Private equity don’t just like this idea — they love it.
 
Let’s start with Silver Lake and the All Blacks. During private equity’s purchase of a stake in New Zealand Rugby, they set up what is known as the Legacy Fund: a $60m endowment fund, with the growth on the principal put into local rugby grassroots projects. This is an absolutely genius idea because, although on the face of it the $60m investment seems very generous from Silver Lake, it actually relies on matching funding from other sources — whether that be the game itself or local government.
 
The basic premise is this: Silver Lake, via the Legacy Fund, spends some of the growth annually on rugby projects, which in turn puts pressure on councils, governments and everyone else to match the funding. This is a one-off cost to Silver Lake but provides it with a continual PR machine which, in the long term, will be funded far more by government and local authorities than it will by Silver Lake — whilst Silver Lake continue to get the praise.
 
Let’s give an example. If the Legacy Fund commits $10,000 to a changing room and New Zealand authorities commit an additional $10,000, that’s $20,000 in total. However, what if we add some “social return” to that number? Let’s say the programme is aimed only at women: all of a sudden, we can multiply that number by 3, meaning that Silver Lake’s $10,000 can be presented as an investment of $60,000. Amazing.
 
Maybe we can start manipulating Social Return on Investment further. The Legacy Fund has done all sorts of interesting things, such as funding accessible rugby for the Chinese immigrant community of New Zealand. I wonder what the Social Return on Investment is for that. Cha-ching.
 
Eventually, one day, when the New Zealand public realise that Silver Lake are busy plundering their national sport to meet their hurdle rate, they will be confronted with these wondrous investments — and it won’t be the money which has been physically invested, but the Social Return on Investment that is quoted.
 
I do wonder if we’ll end up with Larissa Davis and her kin realising they’ve created a Frankenstein’s monster, sobbing into their purple hair dye and vegan hummus.

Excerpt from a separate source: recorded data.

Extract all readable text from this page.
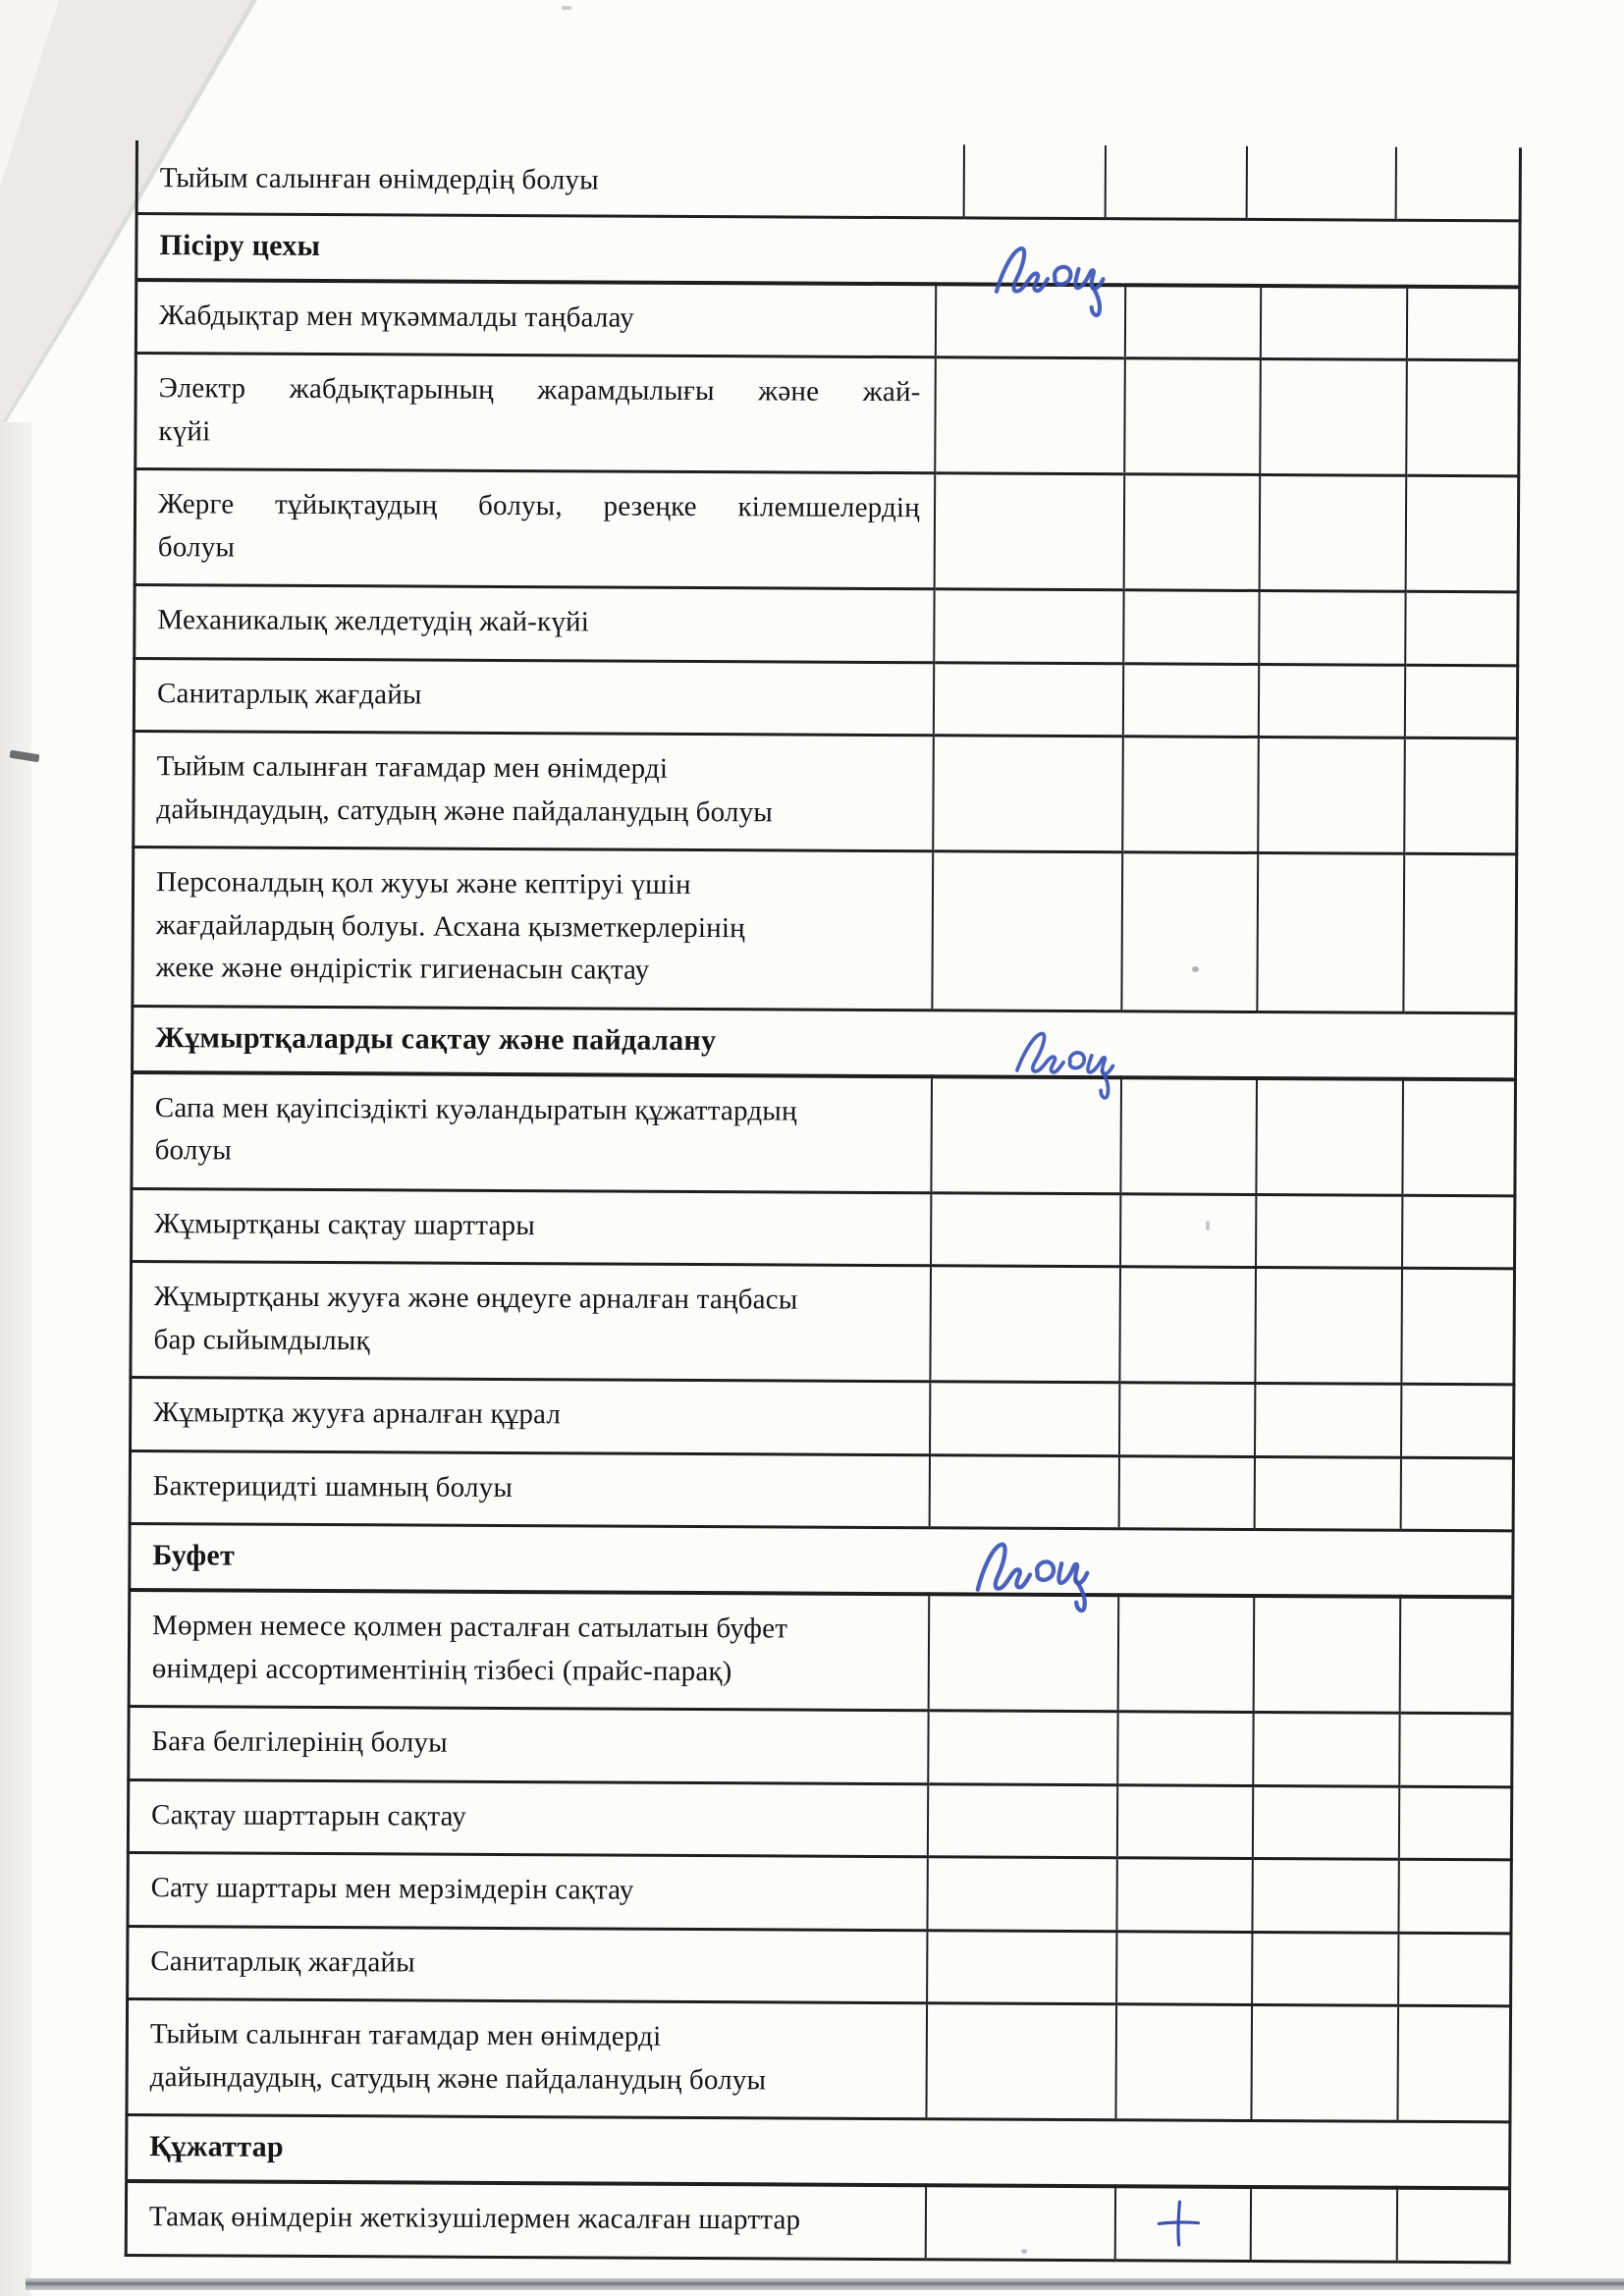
Тыйым салынған өнімдердің болуы

Пісіру цехы				

Жабдықтар мен мүкәммалды таңбалау				

Электр жабдықтарының жарамдылығы және жай-
күйі				

Жерге тұйықтаудың болуы, резеңке кілемшелердің
болуы				

Механикалық желдетудің жай-күйі				

Санитарлық жағдайы				

Тыйым салынған тағамдар мен өнімдерді
дайындаудың, сатудың және пайдаланудың болуы				

Персоналдың қол жууы және кептіруі үшін
жағдайлардың болуы. Асхана қызметкерлерінің
жеке және өндірістік гигиенасын сақтау				

Жұмыртқаларды сақтау және пайдалану				

Сапа мен қауіпсіздікті куәландыратын құжаттардың
болуы				

Жұмыртқаны сақтау шарттары				

Жұмыртқаны жууға және өңдеуге арналған таңбасы
бар сыйымдылық				

Жұмыртқа жууға арналған құрал				

Бактерицидті шамның болуы				

Буфет				

Мөрмен немесе қолмен расталған сатылатын буфет
өнімдері ассортиментінің тізбесі (прайс-парақ)				

Баға белгілерінің болуы				

Сақтау шарттарын сақтау				

Сату шарттары мен мерзімдерін сақтау				

Санитарлық жағдайы				

Тыйым салынған тағамдар мен өнімдерді
дайындаудың, сатудың және пайдаланудың болуы				

Құжаттар				

Тамақ өнімдерін жеткізушілермен жасалған шарттар
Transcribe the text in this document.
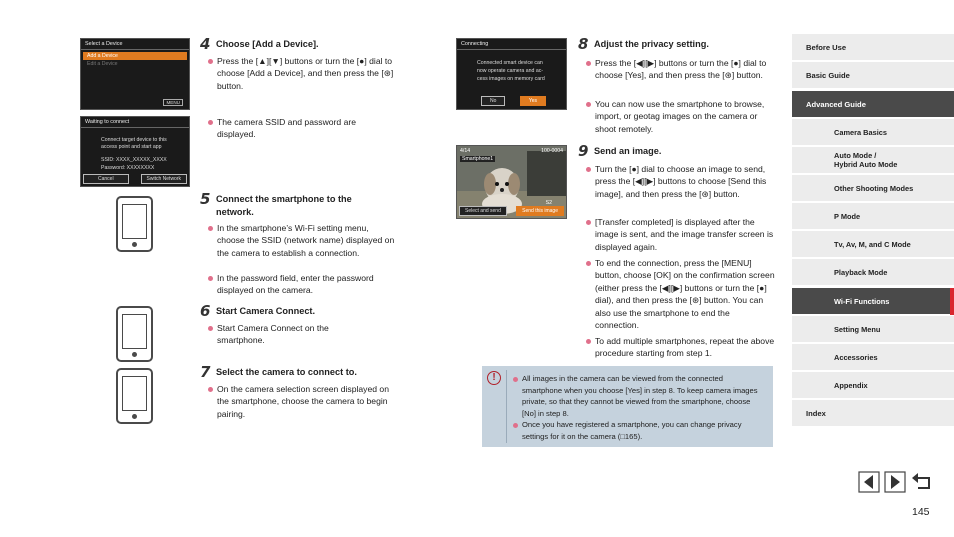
Select a Device
Add a Device
Edit a Device
MENU
Waiting to connect
Connect target device to this
access point and start app
SSID: XXXX_XXXXX_XXXX
Password: XXXXXXXX
Cancel	Switch Network
4 Choose [Add a Device].
Press the [▲][▼] buttons or turn the [●] dial to choose [Add a Device], and then press the [⊛] button.
The camera SSID and password are displayed.
5 Connect the smartphone to the network.
In the smartphone’s Wi-Fi setting menu, choose the SSID (network name) displayed on the camera to establish a connection.
In the password field, enter the password displayed on the camera.
6 Start Camera Connect.
Start Camera Connect on the smartphone.
7 Select the camera to connect to.
On the camera selection screen displayed on the smartphone, choose the camera to begin pairing.
Connecting
Connected smart device can
now operate camera and ac-
cess images on memory card
No	Yes
4/14	100-0004
Smartphone1
S2
Select and send	Send this image
8 Adjust the privacy setting.
Press the [◀][▶] buttons or turn the [●] dial to choose [Yes], and then press the [⊛] button.
You can now use the smartphone to browse, import, or geotag images on the camera or shoot remotely.
9 Send an image.
Turn the [●] dial to choose an image to send, press the [◀][▶] buttons to choose [Send this image], and then press the [⊛] button.
[Transfer completed] is displayed after the image is sent, and the image transfer screen is displayed again.
To end the connection, press the [MENU] button, choose [OK] on the confirmation screen (either press the [◀][▶] buttons or turn the [●] dial), and then press the [⊛] button. You can also use the smartphone to end the connection.
To add multiple smartphones, repeat the above procedure starting from step 1.
!	All images in the camera can be viewed from the connected smartphone when you choose [Yes] in step 8. To keep camera images private, so that they cannot be viewed from the smartphone, choose [No] in step 8.
Once you have registered a smartphone, you can change privacy settings for it on the camera (□165).
Before Use
Basic Guide
Advanced Guide
Camera Basics
Auto Mode /
Hybrid Auto Mode
Other Shooting Modes
P Mode
Tv, Av, M, and C Mode
Playback Mode
Wi-Fi Functions
Setting Menu
Accessories
Appendix
Index
145
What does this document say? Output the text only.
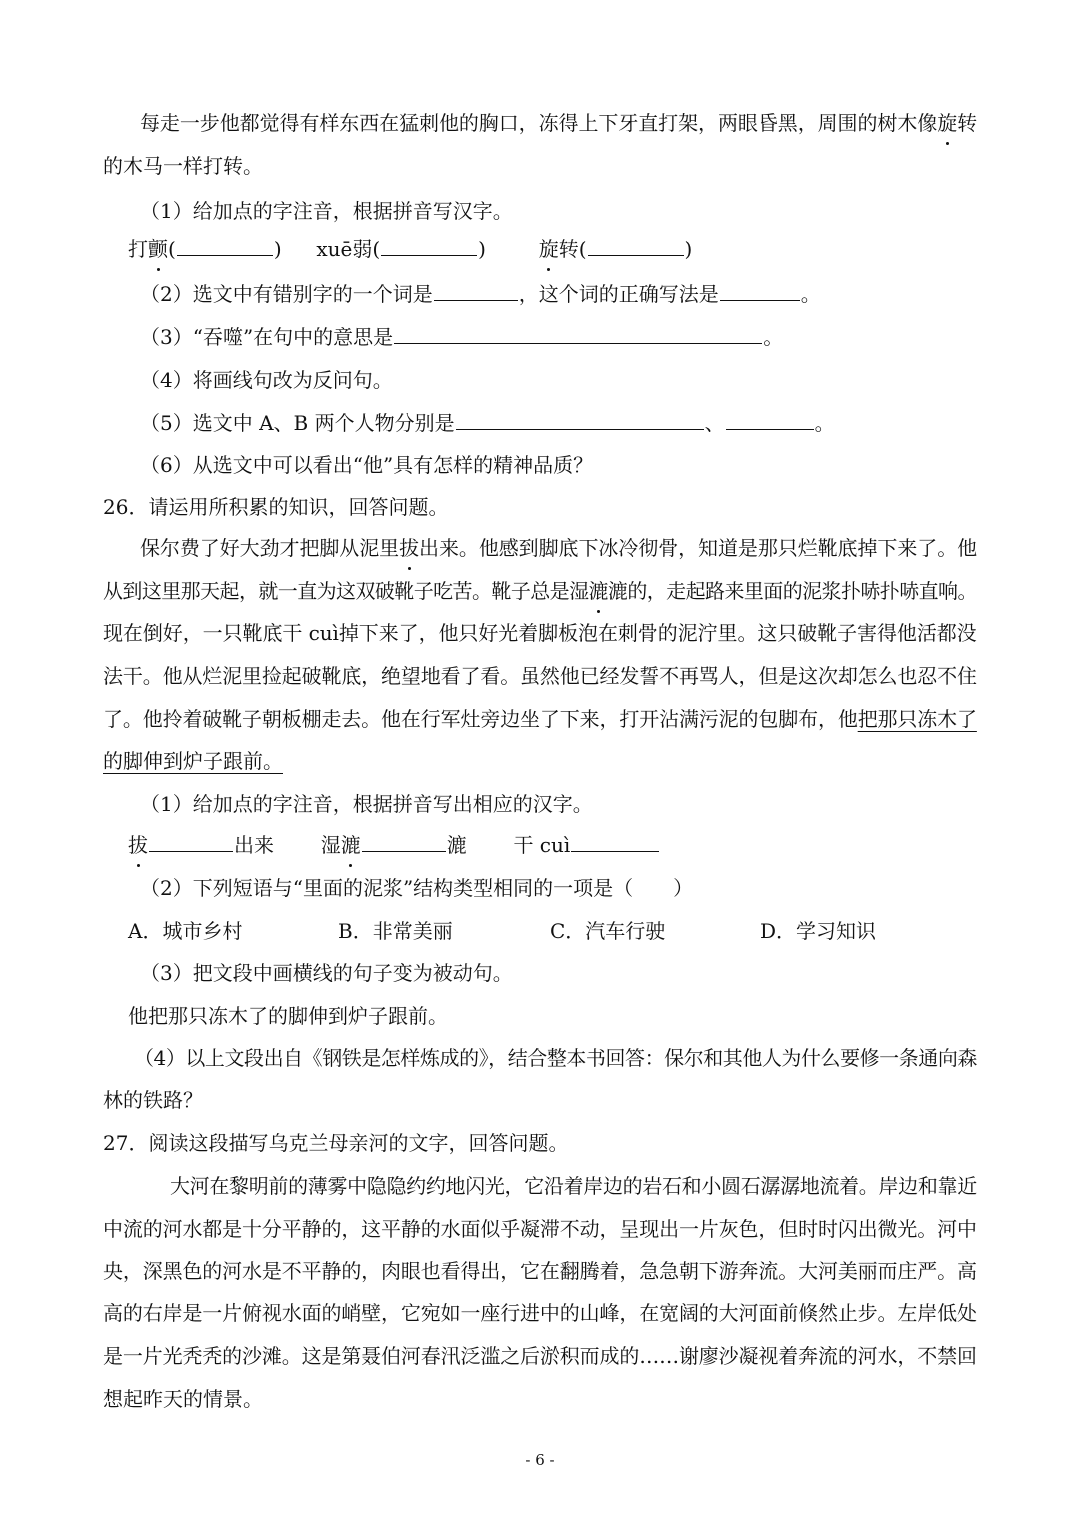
每走一步他都觉得有样东西在猛刺他的胸口，冻得上下牙直打架，两眼昏黑，周围的树木像旋转
的木马一样打转。
（1）给加点的字注音，根据拼音写汉字。
打颤(	) xuē弱(	)	旋转(	)
（2）选文中有错别字的一个词是	，这个词的正确写法是	。
（3）“吞噬”在句中的意思是	。
（4）将画线句改为反问句。
（5）选文中 A、B 两个人物分别是	、	。
（6）从选文中可以看出“他”具有怎样的精神品质？
26．请运用所积累的知识，回答问题。
保尔费了好大劲才把脚从泥里拔出来。他感到脚底下冰冷彻骨，知道是那只烂靴底掉下来了。他
从到这里那天起，就一直为这双破靴子吃苦。靴子总是湿漉漉的，走起路来里面的泥浆扑哧扑哧直响。
现在倒好，一只靴底干 cuì掉下来了，他只好光着脚板泡在刺骨的泥泞里。这只破靴子害得他活都没
法干。他从烂泥里捡起破靴底，绝望地看了看。虽然他已经发誓不再骂人，但是这次却怎么也忍不住
了。他拎着破靴子朝板棚走去。他在行军灶旁边坐了下来，打开沾满污泥的包脚布，他把那只冻木了
的脚伸到炉子跟前。
（1）给加点的字注音，根据拼音写出相应的汉字。
拔	出来 湿漉	漉 干 cuì
（2）下列短语与“里面的泥浆”结构类型相同的一项是（　　）
A．城市乡村	B．非常美丽	C．汽车行驶	D．学习知识
（3）把文段中画横线的句子变为被动句。
他把那只冻木了的脚伸到炉子跟前。
（4）以上文段出自《钢铁是怎样炼成的》，结合整本书回答：保尔和其他人为什么要修一条通向森
林的铁路？
27．阅读这段描写乌克兰母亲河的文字，回答问题。
大河在黎明前的薄雾中隐隐约约地闪光，它沿着岸边的岩石和小圆石潺潺地流着。岸边和靠近
中流的河水都是十分平静的，这平静的水面似乎凝滞不动，呈现出一片灰色，但时时闪出微光。河中
央，深黑色的河水是不平静的，肉眼也看得出，它在翻腾着，急急朝下游奔流。大河美丽而庄严。高
高的右岸是一片俯视水面的峭壁，它宛如一座行进中的山峰，在宽阔的大河面前倏然止步。左岸低处
是一片光秃秃的沙滩。这是第聂伯河春汛泛滥之后淤积而成的……谢廖沙凝视着奔流的河水，不禁回
想起昨天的情景。
- 6 -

But we actually have a real-world example from New Zealand of using Social Return on Investment to muddy the waters. The 2021 Women’s World Cup in New Zealand was heralded as a huge success. It was called a watershed moment in the sport. It was hailed as a success across the headline metrics — attendance, attention, sponsorship — even if the finances didn’t stack up.
 
The tournament made a record $22m in sponsorship and ticket sales, but unfortunately cost upwards of $30m — some of this was picked up by the New Zealand taxpayer.
 
Because of Covid-related timing and accounting, New Zealand Rugby booked most of the revenue in 2021 — and most of the costs in 2022 — which made the swing look even uglier.
Although the New Zealand taxpayer picked up part of the tab, the union would have been better off without the tournament. That is, until you factor in the Social Return on Investment.
At this point I have to doff my cap to Bill Sweeney and the RFU. Seeing the New Zealand experiment partly succeed, then improving it, they realised something that any good businessman would know: you can’t provide a service then ask for payment in retrospect. No — you need to find a willing consumer, and amazingly, the RFU did just that.
 
Rather than measure the so-called Social Return on Investment after the tournament, the RFU decided to convince the UK Government to front-load the benefit via the Impact ’25 programme. The UK Government, via Sport England, spent £14.4m on the women’s game.
Some of the returns on investment are frankly staggering — and equally laughable. England’s Women’s World Cup created £2bn of Social Return on Investment.
 
This time, the RFU have taken it to a new level, attributing made-up values to a whole host of itemised line items. Values have been attributed to all sorts: female rugby players, female leadership capital, role model value — the stupidity never ends.
 
Of course, if you say these figures for long enough, you start to believe them. However, it will end in disastrous consequences. The final consolidated figures for the cost of the Women’s World Cup in England have not yet been released, but there is a strong rumour of a huge financial loss from the tournament itself — even if the made-up numbers look very healthy.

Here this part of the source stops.